A Belgian bishop has resigned after admitting he sexually abused a young boy more than two decades ago.
Roger Vangheluwe, 73, is the first bishop to have been directly implicated in a church since a string of abuse cases and subsequent cover-ups began to emerge last year.
In a statement released on Friday the Bishop of Bruges said: "When I was still a simple priest and for a while when I began as a bishop, I sexually abused a young man in my close entourage.
"This has marked the victim forever. The wound does not heal. Neither in me nor the victim, he said, adding that had asked for forgiveness and was "enormously sorry".
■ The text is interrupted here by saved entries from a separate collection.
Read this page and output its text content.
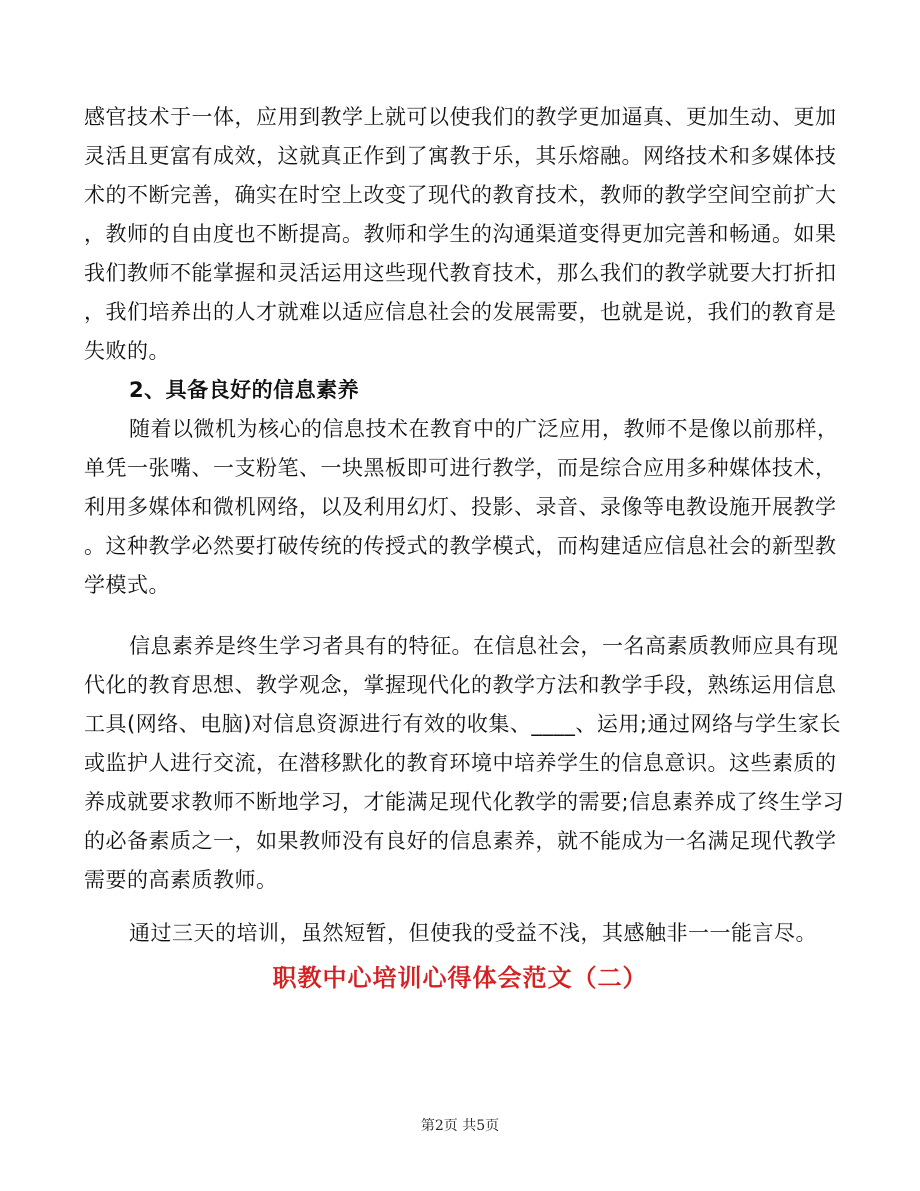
感官技术于一体，应用到教学上就可以使我们的教学更加逼真、更加生动、更加
灵活且更富有成效，这就真正作到了寓教于乐，其乐熔融。网络技术和多媒体技
术的不断完善，确实在时空上改变了现代的教育技术，教师的教学空间空前扩大
，教师的自由度也不断提高。教师和学生的沟通渠道变得更加完善和畅通。如果
我们教师不能掌握和灵活运用这些现代教育技术，那么我们的教学就要大打折扣
，我们培养出的人才就难以适应信息社会的发展需要，也就是说，我们的教育是
失败的。
2、具备良好的信息素养
随着以微机为核心的信息技术在教育中的广泛应用，教师不是像以前那样，
单凭一张嘴、一支粉笔、一块黑板即可进行教学，而是综合应用多种媒体技术，
利用多媒体和微机网络，以及利用幻灯、投影、录音、录像等电教设施开展教学
。这种教学必然要打破传统的传授式的教学模式，而构建适应信息社会的新型教
学模式。
信息素养是终生学习者具有的特征。在信息社会，一名高素质教师应具有现
代化的教育思想、教学观念，掌握现代化的教学方法和教学手段，熟练运用信息
工具(网络、电脑)对信息资源进行有效的收集、____、运用;通过网络与学生家长
或监护人进行交流，在潜移默化的教育环境中培养学生的信息意识。这些素质的
养成就要求教师不断地学习，才能满足现代化教学的需要;信息素养成了终生学习
的必备素质之一，如果教师没有良好的信息素养，就不能成为一名满足现代教学
需要的高素质教师。
通过三天的培训，虽然短暂，但使我的受益不浅，其感触非一一能言尽。
职教中心培训心得体会范文（二）
第2页 共5页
Pope Benedict XVI accepted Vangheluwe's resignation, under a canon law provision for "illness" or unspecified "other serious reasons", the Vatican said.
'Culture of secrecy'
A number of other bishops have resigned since scandals involving catholic priests began sweeping Europe and the Americas last November.
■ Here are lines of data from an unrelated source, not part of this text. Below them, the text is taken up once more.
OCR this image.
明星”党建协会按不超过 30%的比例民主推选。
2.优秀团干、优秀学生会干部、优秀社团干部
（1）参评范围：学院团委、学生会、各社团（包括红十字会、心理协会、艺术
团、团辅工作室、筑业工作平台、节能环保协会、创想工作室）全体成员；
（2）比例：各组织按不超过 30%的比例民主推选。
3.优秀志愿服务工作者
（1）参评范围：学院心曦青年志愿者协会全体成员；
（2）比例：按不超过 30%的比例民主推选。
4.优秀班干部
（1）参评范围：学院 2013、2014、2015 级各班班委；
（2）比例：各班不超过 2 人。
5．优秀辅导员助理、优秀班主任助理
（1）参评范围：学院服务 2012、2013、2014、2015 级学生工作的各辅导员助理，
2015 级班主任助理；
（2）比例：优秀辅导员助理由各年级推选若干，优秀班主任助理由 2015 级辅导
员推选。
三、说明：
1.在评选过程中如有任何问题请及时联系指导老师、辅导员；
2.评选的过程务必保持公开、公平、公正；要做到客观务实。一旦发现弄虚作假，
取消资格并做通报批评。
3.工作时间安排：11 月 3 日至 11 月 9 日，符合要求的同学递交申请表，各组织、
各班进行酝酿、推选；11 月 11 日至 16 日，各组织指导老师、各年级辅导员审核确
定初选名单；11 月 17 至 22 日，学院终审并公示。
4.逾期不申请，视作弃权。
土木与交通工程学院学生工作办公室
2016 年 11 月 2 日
On Thursday, the pope also accepted the resignation of Irish Bishop James Moriarty, named in a damning report that found Catholic authorities in the Dublin archdiocese concealed abuse of children by priests for three decades.
The resignation of Moriarty, also 73, was the fourth to be approved over the scandal in Dublin, Ireland's biggest archdiocese.
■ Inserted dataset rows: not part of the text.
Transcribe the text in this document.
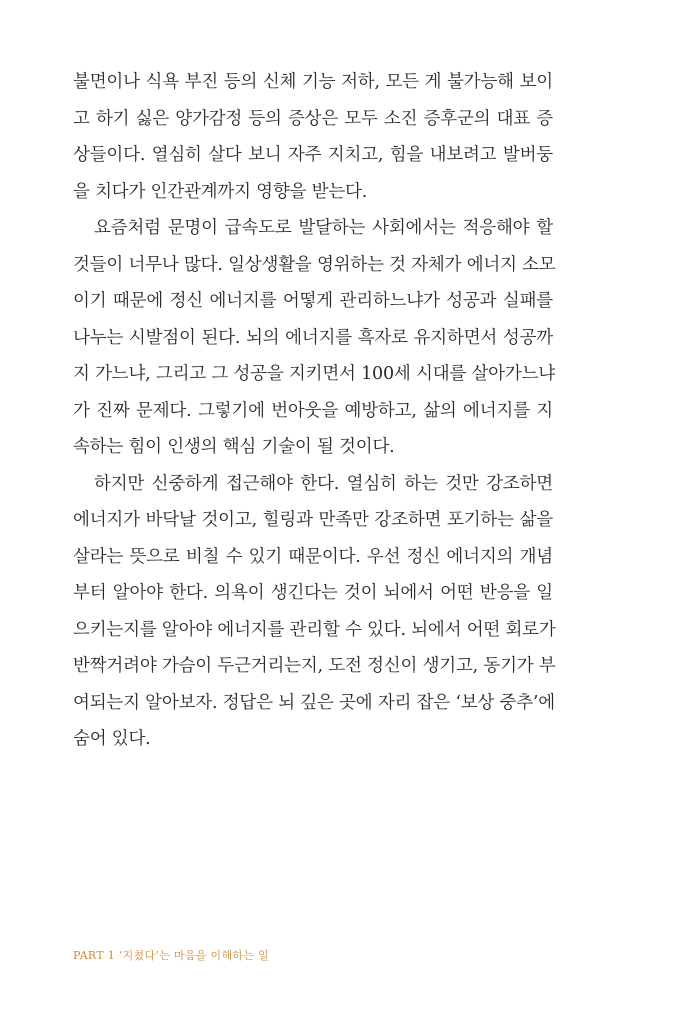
불면이나 식욕 부진 등의 신체 기능 저하, 모든 게 불가능해 보이
고 하기 싫은 양가감정 등의 증상은 모두 소진 증후군의 대표 증
상들이다. 열심히 살다 보니 자주 지치고, 힘을 내보려고 발버둥
을 치다가 인간관계까지 영향을 받는다.
요즘처럼 문명이 급속도로 발달하는 사회에서는 적응해야 할
것들이 너무나 많다. 일상생활을 영위하는 것 자체가 에너지 소모
이기 때문에 정신 에너지를 어떻게 관리하느냐가 성공과 실패를
나누는 시발점이 된다. 뇌의 에너지를 흑자로 유지하면서 성공까
지 가느냐, 그리고 그 성공을 지키면서 100세 시대를 살아가느냐
가 진짜 문제다. 그렇기에 번아웃을 예방하고, 삶의 에너지를 지
속하는 힘이 인생의 핵심 기술이 될 것이다.
하지만 신중하게 접근해야 한다. 열심히 하는 것만 강조하면
에너지가 바닥날 것이고, 힐링과 만족만 강조하면 포기하는 삶을
살라는 뜻으로 비칠 수 있기 때문이다. 우선 정신 에너지의 개념
부터 알아야 한다. 의욕이 생긴다는 것이 뇌에서 어떤 반응을 일
으키는지를 알아야 에너지를 관리할 수 있다. 뇌에서 어떤 회로가
반짝거려야 가슴이 두근거리는지, 도전 정신이 생기고, 동기가 부
여되는지 알아보자. 정답은 뇌 깊은 곳에 자리 잡은 ‘보상 중추’에
숨어 있다.
PART 1 ‘지쳤다’는 마음을 이해하는 일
The investigation found church leaders there did not report abuse to police until the 1990s as part of a culture of secrecy and an overriding wish to avoid damaging the reputation of the Catholic church.
One priest admitted to sexually abusing more than 100 children, while another confessed that he had abused children on a fortnightly basis over 25 years.
Similar revelations across the world have rocked the Roman Catholic church, and one of Germany's most senior bishops, Bishop of Augsburg Walter Mixa, offered his resignation to the pope on Thursday after admitting he beat children at a Catholic orphanage in the 1970s and 1980s.